I cried, oh did I cry. Between visits, those days came when it sucked so bad it hurt physically as well as emotionally. It was hard. Long distance sucks but he believed in us, and so did I. How can things change so quickly? Yes, I admit I was an emotional wreck at times. Yes, I missed being with him in bed at night. It was all worth it. It felt excruciatingly good to have someone to miss. Someone to be emotionally naked with like I had never known. Someone to say 'you're beautiful' or 'I love you' and genuinely believing it. It was real. I feel like I can't be upset with him for not wanting to do it anymore. I get it, it sucked. But didn't that why we do it? Because it's worth it? I loved him. He want to be in my life and I in his but how can that happen when I feel like he gave up? I seems cowardly for him to do that. If you love someone and they love you enough to wait don't you do it? F***. 
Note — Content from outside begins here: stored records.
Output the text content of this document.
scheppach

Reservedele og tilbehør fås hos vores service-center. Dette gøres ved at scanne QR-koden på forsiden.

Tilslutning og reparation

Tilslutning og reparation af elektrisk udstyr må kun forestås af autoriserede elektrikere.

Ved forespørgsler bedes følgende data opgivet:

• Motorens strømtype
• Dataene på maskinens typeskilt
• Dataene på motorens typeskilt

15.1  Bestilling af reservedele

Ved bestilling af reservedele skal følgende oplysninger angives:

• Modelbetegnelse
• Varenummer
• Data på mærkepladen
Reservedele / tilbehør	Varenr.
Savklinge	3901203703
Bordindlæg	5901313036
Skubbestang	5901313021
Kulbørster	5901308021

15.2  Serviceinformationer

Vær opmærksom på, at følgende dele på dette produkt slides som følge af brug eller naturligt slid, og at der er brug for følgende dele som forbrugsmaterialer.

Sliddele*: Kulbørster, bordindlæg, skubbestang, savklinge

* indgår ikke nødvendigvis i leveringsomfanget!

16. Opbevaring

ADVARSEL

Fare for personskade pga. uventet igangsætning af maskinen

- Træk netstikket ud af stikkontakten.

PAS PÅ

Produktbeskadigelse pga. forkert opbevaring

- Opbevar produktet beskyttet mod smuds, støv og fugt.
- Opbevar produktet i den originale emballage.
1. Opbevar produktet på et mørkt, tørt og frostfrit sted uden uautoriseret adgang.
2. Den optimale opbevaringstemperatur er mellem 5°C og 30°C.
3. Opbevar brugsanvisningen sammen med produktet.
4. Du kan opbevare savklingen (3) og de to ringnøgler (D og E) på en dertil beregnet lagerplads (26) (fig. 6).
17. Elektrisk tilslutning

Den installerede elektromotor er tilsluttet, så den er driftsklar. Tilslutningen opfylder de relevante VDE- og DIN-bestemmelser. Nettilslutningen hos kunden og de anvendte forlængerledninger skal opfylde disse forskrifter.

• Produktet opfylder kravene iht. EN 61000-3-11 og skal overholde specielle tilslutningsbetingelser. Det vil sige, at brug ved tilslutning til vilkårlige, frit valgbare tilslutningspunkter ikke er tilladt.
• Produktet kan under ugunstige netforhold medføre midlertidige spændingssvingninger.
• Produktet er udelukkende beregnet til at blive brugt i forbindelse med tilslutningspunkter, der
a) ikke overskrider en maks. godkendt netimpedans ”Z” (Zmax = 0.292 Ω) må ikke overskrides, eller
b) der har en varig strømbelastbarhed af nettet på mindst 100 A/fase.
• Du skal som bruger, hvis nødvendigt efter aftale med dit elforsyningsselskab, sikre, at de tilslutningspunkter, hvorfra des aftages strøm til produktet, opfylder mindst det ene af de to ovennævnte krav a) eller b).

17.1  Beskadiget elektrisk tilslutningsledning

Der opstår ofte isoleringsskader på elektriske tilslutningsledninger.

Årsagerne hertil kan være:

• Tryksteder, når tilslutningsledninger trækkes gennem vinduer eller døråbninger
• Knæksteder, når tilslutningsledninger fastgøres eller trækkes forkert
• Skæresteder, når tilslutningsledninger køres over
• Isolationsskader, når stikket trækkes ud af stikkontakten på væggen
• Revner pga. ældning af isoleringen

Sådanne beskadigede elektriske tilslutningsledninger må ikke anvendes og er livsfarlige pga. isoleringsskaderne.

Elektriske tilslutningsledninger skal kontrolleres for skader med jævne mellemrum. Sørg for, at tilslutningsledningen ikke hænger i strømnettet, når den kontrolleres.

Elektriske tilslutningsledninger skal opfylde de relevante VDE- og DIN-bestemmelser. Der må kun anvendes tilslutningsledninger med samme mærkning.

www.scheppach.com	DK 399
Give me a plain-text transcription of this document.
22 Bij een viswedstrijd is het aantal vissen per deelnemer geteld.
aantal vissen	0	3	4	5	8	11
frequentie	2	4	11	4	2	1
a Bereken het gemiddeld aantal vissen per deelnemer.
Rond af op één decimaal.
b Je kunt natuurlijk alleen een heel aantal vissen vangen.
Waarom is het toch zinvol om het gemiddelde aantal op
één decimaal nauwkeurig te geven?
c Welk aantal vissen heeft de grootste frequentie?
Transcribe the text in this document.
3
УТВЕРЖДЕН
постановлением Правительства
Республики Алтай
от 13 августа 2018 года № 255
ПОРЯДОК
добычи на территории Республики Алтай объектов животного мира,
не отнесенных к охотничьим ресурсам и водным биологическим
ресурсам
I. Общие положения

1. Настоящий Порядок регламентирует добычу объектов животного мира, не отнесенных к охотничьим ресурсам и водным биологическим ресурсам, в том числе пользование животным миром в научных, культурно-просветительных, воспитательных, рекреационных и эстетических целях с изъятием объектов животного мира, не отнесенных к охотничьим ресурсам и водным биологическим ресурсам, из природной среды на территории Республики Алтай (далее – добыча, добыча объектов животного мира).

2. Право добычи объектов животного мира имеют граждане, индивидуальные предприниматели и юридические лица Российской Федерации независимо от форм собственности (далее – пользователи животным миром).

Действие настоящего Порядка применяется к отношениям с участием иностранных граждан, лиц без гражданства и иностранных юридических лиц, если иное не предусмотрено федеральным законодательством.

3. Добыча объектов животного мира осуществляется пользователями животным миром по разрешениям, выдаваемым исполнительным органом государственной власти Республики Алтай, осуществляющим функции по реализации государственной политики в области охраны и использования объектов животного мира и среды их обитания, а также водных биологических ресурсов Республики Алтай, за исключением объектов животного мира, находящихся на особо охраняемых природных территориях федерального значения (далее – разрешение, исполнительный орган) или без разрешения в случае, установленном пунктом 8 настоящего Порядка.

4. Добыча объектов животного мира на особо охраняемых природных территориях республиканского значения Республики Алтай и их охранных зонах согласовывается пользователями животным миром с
Taking it back to where I started. No I don't want to get married or have kids anytime soon. Thinking of the possibly having that future down the road, that's what sucks the most when you lose it. I could see it, see everything with him. I thought I'd be at one place in life by 23 and here I am with my first official broken heart. I don't know how people do it. I feel like I don't have a right to be upset. In reality, it was "official" for four months. That's all it took. 

And now I'm at peace. Funny how the same person can put your mind at ease. The same person that made me lose my mind and write like a mad woman before my phone rang. As of right now, I'm ok. I can do this. I can be his friend as I've always been. This will be good, right? Do I sound lame right now? As much as it hurts to not hear 'I love you' or 'I miss you,' it was ok. I think part of it is that unexplainable feeling of longing you get when you hear it from someone you love. I may feel differently in two weeks. Ask me then.